我在这里看到的许多解决方案都对操作进行矢量化以提高速度/效率 - 我不太了解这一点,也不知道它是否可以应用于您的问题。在 SO 中搜索窗口、数组、移动平均、向量化和 numpy 应该会产生类似的问题和答案以供参考。
sliding_window()请参阅下面的归因:
import numpy as np
from numpy.lib.stride_tricks import as_strided as ast
from itertools import product
def norm_shape(shape):
'''
Normalize numpy array shapes so they're always expressed as a tuple,
even for one-dimensional shapes.
Parameters
shape - an int, or a tuple of ints
Returns
a shape tuple
'''
try:
i = int(shape)
return (i,)
except TypeError:
# shape was not a number
pass
try:
t = tuple(shape)
return t
except TypeError:
# shape was not iterable
pass
raise TypeError('shape must be an int, or a tuple of ints')

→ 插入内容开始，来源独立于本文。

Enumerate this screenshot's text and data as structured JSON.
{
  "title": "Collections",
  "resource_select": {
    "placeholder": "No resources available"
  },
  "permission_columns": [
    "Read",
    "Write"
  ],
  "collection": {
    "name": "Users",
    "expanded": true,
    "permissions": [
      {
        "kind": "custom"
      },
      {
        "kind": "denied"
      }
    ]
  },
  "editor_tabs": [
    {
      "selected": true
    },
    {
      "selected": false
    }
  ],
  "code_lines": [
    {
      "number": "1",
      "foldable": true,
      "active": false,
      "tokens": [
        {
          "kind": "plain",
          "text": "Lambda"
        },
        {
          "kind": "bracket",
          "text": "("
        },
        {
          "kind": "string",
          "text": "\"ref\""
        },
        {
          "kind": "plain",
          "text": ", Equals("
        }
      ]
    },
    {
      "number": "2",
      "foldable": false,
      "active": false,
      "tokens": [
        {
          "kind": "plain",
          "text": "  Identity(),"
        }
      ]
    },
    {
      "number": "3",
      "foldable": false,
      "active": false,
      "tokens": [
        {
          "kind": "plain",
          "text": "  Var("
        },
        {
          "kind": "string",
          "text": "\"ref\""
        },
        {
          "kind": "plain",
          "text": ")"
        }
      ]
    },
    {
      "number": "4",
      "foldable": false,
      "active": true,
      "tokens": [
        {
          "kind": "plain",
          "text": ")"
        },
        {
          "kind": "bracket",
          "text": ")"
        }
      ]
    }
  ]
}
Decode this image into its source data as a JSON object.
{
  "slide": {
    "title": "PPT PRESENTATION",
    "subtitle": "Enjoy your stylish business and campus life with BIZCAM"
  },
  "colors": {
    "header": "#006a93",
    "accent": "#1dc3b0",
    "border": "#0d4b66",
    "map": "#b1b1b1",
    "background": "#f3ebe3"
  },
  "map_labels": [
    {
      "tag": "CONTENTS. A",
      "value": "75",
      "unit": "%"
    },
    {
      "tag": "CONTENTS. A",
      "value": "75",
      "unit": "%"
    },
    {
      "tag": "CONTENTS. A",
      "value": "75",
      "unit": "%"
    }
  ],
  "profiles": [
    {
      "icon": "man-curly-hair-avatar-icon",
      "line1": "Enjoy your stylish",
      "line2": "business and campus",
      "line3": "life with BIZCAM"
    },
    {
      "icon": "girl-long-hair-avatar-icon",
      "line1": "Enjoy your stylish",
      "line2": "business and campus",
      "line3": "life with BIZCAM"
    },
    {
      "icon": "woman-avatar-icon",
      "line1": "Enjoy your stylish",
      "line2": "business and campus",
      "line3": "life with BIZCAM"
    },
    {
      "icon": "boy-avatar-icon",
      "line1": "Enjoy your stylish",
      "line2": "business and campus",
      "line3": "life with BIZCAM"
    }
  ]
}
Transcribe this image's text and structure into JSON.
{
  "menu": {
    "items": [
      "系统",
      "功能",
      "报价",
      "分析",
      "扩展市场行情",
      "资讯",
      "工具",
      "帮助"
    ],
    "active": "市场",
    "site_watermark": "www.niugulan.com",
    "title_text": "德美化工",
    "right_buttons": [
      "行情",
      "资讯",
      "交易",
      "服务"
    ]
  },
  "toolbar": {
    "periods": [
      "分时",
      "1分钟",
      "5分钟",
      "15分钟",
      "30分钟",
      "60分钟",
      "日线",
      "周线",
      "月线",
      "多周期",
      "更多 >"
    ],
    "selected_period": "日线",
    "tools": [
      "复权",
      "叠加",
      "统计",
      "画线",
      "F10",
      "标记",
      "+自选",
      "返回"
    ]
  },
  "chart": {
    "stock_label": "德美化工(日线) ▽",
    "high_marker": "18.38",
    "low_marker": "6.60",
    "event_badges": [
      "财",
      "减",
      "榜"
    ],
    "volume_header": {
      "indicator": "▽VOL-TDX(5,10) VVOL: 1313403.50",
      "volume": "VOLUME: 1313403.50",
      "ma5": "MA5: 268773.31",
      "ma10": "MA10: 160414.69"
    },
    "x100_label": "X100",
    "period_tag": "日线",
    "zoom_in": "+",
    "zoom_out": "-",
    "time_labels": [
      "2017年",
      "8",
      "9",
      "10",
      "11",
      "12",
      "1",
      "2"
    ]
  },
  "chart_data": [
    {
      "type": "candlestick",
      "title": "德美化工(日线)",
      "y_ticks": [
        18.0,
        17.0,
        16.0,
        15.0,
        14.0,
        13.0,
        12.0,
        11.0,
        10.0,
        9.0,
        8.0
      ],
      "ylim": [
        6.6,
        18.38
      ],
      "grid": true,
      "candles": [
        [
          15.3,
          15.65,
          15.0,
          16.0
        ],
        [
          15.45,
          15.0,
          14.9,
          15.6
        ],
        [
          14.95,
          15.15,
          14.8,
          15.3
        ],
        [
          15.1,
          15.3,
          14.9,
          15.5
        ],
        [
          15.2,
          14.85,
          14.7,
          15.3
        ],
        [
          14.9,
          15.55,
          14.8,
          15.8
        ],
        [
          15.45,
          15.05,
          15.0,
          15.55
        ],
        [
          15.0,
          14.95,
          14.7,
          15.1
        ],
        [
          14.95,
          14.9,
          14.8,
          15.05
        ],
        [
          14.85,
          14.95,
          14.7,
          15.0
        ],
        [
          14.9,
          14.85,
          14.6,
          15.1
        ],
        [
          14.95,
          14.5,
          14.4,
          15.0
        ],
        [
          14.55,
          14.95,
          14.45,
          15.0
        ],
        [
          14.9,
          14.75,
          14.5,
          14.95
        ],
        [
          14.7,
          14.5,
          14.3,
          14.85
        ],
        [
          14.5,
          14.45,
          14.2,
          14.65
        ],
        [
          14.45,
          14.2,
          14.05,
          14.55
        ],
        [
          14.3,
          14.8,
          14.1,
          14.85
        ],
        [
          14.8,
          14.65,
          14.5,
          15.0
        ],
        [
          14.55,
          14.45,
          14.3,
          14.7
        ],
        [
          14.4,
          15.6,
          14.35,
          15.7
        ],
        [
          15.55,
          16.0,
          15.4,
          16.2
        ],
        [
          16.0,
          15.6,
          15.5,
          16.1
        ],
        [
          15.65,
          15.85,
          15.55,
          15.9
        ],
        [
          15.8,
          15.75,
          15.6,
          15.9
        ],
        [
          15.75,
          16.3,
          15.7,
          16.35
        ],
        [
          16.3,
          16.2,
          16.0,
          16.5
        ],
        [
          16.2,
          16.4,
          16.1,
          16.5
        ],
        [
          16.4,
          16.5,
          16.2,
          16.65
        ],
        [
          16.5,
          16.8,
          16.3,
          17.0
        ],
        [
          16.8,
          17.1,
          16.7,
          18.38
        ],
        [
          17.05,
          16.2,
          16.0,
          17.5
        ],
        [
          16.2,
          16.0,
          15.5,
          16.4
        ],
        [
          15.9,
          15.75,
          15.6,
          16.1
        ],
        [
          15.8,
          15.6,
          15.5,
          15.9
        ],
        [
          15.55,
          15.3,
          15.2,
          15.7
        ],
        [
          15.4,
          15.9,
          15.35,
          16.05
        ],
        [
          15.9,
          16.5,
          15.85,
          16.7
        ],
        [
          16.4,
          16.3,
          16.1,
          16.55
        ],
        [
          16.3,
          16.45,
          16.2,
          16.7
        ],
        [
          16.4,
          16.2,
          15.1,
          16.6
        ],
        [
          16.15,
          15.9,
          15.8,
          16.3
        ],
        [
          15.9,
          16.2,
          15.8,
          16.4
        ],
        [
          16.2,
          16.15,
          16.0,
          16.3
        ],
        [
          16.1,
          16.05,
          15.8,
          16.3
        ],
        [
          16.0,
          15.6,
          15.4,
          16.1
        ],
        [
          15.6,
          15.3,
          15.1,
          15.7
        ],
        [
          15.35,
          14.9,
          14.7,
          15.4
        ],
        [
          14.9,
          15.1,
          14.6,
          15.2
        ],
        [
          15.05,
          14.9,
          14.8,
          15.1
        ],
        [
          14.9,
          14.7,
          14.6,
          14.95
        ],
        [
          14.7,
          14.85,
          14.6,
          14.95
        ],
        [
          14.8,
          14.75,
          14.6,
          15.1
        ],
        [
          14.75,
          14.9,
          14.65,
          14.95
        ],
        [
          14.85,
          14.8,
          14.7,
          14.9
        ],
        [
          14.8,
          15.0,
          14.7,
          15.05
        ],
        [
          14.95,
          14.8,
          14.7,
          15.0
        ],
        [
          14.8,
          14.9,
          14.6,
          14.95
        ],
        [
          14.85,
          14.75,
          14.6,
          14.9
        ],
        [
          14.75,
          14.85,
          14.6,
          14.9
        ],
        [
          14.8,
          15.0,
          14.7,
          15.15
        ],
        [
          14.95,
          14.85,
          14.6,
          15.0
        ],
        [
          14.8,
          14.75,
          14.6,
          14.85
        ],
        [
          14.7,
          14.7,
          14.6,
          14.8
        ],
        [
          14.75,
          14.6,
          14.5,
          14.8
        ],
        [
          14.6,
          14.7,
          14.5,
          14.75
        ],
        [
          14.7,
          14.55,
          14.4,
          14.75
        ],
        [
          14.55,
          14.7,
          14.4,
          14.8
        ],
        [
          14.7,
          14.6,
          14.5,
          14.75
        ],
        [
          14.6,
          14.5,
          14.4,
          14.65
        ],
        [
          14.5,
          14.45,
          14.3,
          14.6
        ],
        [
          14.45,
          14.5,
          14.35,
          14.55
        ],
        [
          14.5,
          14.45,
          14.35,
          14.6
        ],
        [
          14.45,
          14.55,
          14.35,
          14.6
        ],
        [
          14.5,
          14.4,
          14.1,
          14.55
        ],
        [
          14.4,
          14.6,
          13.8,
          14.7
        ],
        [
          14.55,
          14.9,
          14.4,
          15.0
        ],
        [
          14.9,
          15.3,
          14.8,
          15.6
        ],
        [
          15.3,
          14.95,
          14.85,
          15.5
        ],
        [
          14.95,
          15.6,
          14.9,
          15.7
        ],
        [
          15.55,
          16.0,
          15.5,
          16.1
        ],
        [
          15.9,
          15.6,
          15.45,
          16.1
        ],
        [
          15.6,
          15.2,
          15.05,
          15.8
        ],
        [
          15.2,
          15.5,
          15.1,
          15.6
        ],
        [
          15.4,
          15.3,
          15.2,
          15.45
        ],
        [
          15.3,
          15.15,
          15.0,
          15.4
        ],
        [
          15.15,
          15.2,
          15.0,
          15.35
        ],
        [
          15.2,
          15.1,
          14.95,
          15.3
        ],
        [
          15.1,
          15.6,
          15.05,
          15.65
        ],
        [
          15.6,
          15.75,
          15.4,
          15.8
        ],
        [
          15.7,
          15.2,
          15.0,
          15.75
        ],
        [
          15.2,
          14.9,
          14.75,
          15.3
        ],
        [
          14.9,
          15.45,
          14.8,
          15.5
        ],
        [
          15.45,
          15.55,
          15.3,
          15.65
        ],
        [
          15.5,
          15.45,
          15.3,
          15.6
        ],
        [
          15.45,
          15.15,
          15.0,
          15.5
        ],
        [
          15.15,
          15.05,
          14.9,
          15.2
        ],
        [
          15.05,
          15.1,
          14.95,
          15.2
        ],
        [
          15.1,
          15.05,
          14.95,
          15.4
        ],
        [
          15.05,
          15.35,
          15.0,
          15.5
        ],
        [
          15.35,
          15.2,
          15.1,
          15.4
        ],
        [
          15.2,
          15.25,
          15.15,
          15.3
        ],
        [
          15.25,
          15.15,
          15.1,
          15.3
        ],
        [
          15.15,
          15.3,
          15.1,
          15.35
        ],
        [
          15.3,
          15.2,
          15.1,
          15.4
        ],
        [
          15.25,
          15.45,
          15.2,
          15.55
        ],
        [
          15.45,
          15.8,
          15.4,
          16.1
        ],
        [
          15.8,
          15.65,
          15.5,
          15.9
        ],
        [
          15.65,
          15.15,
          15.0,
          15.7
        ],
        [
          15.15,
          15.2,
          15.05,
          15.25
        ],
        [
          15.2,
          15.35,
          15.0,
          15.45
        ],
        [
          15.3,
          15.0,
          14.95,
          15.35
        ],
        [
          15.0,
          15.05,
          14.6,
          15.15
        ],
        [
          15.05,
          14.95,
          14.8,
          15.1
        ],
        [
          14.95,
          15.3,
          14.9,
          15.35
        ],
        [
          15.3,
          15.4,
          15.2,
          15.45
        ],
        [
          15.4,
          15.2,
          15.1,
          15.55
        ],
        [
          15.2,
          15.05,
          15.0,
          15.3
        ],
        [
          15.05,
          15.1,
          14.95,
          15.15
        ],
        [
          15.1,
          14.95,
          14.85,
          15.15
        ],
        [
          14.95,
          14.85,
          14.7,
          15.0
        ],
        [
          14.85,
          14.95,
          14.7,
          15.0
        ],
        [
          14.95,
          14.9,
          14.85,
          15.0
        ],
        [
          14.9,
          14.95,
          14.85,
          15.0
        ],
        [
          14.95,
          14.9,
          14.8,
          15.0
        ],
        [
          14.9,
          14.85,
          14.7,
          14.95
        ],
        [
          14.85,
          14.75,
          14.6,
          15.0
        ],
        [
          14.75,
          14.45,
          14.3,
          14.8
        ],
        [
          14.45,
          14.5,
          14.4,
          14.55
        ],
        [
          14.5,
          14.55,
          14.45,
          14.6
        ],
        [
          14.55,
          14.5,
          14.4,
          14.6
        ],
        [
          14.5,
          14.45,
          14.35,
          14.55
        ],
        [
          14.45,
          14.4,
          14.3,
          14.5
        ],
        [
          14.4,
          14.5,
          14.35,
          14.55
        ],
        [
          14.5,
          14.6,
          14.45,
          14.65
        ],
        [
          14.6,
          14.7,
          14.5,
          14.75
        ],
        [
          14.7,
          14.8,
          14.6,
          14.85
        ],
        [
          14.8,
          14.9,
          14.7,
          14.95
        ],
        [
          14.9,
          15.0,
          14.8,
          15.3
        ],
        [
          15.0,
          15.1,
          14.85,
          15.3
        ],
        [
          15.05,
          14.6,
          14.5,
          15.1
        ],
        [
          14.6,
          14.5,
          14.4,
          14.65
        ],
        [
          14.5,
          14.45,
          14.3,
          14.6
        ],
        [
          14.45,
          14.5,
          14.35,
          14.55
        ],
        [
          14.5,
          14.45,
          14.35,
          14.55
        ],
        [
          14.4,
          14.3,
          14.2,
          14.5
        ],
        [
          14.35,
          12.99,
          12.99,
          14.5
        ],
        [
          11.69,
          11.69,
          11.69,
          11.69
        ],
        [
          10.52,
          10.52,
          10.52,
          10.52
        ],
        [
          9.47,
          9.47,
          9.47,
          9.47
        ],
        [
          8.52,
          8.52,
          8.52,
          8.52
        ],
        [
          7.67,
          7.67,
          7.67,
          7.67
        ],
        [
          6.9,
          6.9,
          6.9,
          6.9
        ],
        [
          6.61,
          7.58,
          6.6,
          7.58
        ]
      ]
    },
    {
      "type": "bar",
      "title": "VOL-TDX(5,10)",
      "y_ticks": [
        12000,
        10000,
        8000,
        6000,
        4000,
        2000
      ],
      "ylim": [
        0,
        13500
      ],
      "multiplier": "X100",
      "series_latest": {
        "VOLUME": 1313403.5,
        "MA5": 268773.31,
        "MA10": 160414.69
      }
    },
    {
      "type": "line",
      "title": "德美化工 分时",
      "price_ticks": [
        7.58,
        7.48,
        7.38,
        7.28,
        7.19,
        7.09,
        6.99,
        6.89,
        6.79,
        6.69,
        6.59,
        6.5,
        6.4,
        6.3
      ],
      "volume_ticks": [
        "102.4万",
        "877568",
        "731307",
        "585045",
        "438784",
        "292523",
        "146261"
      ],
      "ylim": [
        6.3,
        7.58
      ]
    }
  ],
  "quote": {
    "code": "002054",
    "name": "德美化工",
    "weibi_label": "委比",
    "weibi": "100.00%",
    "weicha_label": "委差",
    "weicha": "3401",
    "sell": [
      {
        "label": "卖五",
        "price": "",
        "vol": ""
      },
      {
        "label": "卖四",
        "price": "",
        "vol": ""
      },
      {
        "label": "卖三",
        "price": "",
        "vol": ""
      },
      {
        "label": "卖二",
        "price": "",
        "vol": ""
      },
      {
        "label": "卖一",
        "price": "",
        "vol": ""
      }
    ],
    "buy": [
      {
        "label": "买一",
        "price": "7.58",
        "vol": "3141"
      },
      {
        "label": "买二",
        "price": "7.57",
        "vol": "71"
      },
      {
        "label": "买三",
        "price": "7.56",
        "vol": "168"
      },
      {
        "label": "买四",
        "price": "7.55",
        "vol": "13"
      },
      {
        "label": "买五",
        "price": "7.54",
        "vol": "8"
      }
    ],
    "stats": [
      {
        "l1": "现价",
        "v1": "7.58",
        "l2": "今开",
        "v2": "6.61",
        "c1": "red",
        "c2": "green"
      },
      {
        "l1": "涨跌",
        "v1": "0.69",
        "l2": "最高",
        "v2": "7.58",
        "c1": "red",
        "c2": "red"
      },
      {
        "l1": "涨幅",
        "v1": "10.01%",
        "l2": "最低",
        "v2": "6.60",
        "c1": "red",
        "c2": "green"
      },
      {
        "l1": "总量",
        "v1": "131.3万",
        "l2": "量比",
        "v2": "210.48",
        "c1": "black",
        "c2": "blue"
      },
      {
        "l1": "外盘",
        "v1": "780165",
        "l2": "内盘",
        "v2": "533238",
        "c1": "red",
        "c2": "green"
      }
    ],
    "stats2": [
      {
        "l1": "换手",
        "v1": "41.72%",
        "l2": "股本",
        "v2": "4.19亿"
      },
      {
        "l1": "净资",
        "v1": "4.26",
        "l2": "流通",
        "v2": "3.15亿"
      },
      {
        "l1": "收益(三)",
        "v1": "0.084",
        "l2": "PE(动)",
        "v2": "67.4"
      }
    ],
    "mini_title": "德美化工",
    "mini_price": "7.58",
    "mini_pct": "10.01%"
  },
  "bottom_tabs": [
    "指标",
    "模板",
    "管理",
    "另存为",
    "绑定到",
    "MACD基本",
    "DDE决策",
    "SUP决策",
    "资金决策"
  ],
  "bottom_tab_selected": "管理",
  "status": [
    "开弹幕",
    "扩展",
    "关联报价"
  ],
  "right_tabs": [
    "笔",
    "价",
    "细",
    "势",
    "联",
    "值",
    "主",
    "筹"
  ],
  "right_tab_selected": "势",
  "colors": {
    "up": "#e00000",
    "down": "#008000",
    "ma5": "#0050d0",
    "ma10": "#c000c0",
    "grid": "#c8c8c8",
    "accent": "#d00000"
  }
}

def sliding_window(a,ws,ss = None,flatten = True):
'''
Return a sliding window over a in any number of dimensions
Parameters:
a - an n-dimensional numpy array
ws - an int (a is 1D) or tuple (a is 2D or greater) representing the size
of each dimension of the window
ss - an int (a is 1D) or tuple (a is 2D or greater) representing the
amount to slide the window in each dimension. If not specified, it
defaults to ws.
flatten - if True, all slices are flattened, otherwise, there is an
extra dimension for each dimension of the input.
Returns
an array containing each n-dimensional window from a
'''
if None is ss:
# ss was not provided. the windows will not overlap in any direction.
ss = ws
ws = norm_shape(ws)
ss = norm_shape(ss)
# convert ws, ss, and a.shape to numpy arrays so that we can do math in every
# dimension at once.
ws = np.array(ws)
ss = np.array(ss)
shape = np.array(a.shape)
# ensure that ws, ss, and a.shape all have the same number of dimensions
ls = [len(shape),len(ws),len(ss)]
if 1 != len(set(ls)):
raise ValueError(\
'a.shape, ws and ss must all have the same length. They were %s' % str(ls))
# ensure that ws is smaller than a in every dimension
if np.any(ws > shape):
raise ValueError(\
'ws cannot be larger than a in any dimension.\
a.shape was %s and ws was %s' % (str(a.shape),str(ws)))
# how many slices will there be in each dimension?
newshape = norm_shape(((shape - ws) // ss) + 1)
# the shape of the strided array will be the number of slices in each dimension
# plus the shape of the window (tuple addition)
newshape += norm_shape(ws)
# the strides tuple will be the array's strides multiplied by step size, plus
# the array's strides (tuple addition)
newstrides = norm_shape(np.array(a.strides) * ss) + a.strides
strided = ast(a,shape = newshape,strides = newstrides)
if not flatten:
return strided
# Collapse strided so that it has one more dimension than the window. I.e.,
# the new array is a flat list of slices.
meat = len(ws) if ws.shape else 0
firstdim = (np.product(newshape[:-meat]),) if ws.shape else ()
dim = firstdim + (newshape[-meat:])
# remove any dimensions with size 1
dim = filter(lambda i : i != 1,dim)
return strided.reshape(dim)
slip_window() 归属
我最初在博客页面上发现了这个,现在是一个损坏的链接:
使用 Numpy 高效重叠窗口 - http://www.johnvinyard.com/blog/?p=268
经过一番搜索,它看起来现在位于Zounds github 存储库中。谢谢约翰·维尼亚德。
请注意,这篇文章已经很老了,并且有很多关于滑动窗口、滚动窗口和图像补丁提取的 Q&A。使用 numpy 的 as_strided有很多一次性的功能,但该函数似乎仍然是唯一处理 nd 窗口的函数。scikits sklearn.feature_extraction.image 库似乎经常被引用用于提取或查看图像补丁。